Return of the Mac
March 29, 2005 @ 04:19 AMThis guy gets it. Some excerpts:
All the best hackers I know are gradually switching to Macs. My friend Robert said his whole research group at MIT recently bought themselves Powerbooks. These guys are not the graphic designers and grandmas who were buying Macs at Apple’s low point in the mid 1990s. They’re about as hardcore OS hackers as you can get.The reason, of course, is OS X. Powerbooks are beautifully designed and run FreeBSD. What more do you need to know? ... So what, the business world may say. Who cares if hackers like Apple again? How big is the hacker market, after all?
Quite small, but important out of proportion to its size. When it comes to computers, what hackers are doing now, everyone will be doing in ten years. Almost all technology, from Unix to bitmapped displays to the Web, became popular first within CS departments and research labs, and gradually spread to the rest of the world. ... The intervening years have created a situation that is, as far as I know, without precedent: Apple is popular at the low end and the high end, but not in the middle. My seventy year old mother has a Mac laptop. My friends with PhDs in computer science have Mac laptops. And yet Apple’s overall market share is still small.
Though unprecedented, I predict this situation is also temporary.

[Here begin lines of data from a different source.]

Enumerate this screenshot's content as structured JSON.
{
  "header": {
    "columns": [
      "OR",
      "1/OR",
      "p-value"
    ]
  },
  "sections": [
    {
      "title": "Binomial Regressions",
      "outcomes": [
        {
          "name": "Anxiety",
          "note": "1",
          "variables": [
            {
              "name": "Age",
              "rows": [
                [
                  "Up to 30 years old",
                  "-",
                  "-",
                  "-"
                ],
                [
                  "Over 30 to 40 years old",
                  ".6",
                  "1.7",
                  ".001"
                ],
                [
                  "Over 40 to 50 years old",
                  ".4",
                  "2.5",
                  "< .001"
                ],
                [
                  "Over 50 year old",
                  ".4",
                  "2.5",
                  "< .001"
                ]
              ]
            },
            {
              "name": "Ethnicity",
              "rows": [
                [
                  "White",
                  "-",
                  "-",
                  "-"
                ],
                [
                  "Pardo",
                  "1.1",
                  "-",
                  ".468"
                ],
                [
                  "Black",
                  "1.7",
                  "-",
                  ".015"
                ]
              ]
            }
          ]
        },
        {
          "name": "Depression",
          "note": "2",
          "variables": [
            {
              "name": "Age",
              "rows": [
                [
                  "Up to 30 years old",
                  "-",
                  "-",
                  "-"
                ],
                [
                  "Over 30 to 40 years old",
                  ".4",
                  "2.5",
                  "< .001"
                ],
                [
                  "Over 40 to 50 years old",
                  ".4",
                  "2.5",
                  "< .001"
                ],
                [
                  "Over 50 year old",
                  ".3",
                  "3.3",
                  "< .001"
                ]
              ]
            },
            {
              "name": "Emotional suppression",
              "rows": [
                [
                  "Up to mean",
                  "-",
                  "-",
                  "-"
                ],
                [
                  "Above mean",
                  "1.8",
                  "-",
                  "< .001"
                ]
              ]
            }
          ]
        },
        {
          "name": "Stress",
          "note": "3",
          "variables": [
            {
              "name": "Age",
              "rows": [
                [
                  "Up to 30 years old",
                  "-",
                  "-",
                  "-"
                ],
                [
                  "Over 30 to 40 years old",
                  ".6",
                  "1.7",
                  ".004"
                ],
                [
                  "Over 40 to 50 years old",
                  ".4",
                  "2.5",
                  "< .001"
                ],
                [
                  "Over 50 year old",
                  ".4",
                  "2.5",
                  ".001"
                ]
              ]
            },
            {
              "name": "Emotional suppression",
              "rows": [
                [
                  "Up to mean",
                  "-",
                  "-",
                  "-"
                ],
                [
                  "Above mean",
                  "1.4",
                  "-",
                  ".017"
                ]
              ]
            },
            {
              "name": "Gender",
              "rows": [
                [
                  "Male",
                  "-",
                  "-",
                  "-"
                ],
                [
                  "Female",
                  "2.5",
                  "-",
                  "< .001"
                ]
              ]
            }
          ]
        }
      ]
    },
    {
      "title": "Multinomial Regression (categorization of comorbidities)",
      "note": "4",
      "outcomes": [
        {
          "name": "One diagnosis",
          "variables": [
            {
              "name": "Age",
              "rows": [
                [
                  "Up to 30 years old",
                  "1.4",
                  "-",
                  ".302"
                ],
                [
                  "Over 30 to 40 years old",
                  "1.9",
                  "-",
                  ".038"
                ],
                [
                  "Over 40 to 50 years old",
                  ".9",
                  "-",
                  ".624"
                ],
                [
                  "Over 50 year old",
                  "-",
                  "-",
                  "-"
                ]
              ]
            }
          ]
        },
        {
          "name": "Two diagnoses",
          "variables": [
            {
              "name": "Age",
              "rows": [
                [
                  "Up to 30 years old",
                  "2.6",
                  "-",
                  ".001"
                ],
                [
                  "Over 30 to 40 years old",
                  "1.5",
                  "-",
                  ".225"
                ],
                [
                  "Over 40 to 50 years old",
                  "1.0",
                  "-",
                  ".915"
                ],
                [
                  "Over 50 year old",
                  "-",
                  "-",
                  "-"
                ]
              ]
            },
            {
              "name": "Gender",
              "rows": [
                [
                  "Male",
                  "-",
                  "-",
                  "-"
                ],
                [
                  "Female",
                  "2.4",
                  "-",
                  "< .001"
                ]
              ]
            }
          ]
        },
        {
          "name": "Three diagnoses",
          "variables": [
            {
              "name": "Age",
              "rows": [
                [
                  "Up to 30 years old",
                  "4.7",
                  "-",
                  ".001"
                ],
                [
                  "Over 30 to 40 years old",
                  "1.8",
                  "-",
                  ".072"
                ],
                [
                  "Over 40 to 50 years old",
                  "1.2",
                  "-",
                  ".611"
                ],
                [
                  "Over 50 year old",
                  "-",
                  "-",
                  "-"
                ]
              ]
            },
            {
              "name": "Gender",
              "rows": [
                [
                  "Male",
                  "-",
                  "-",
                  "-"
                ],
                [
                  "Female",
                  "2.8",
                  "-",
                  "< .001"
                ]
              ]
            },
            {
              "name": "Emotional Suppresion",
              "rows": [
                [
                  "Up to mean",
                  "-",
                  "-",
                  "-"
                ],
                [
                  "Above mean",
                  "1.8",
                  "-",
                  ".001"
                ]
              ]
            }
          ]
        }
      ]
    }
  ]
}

... YES. That’s what I’ve been SAYING. :)
There are a couple reasons for the reverse bell curve trend. 1) The “middle” is driven in large part by businesses, of which Apple has yet to penetrate. (This will change over the next 5 years or so). 2) The second largest driver of the middle market are PC hobbyists. These are the people that build cheap PCs for all their friends and family, and have no interest in switching to a platform that would instantly make them irrelevant. (This I don’t see changing that soon, but I don’t see them being as big of a factor in time.)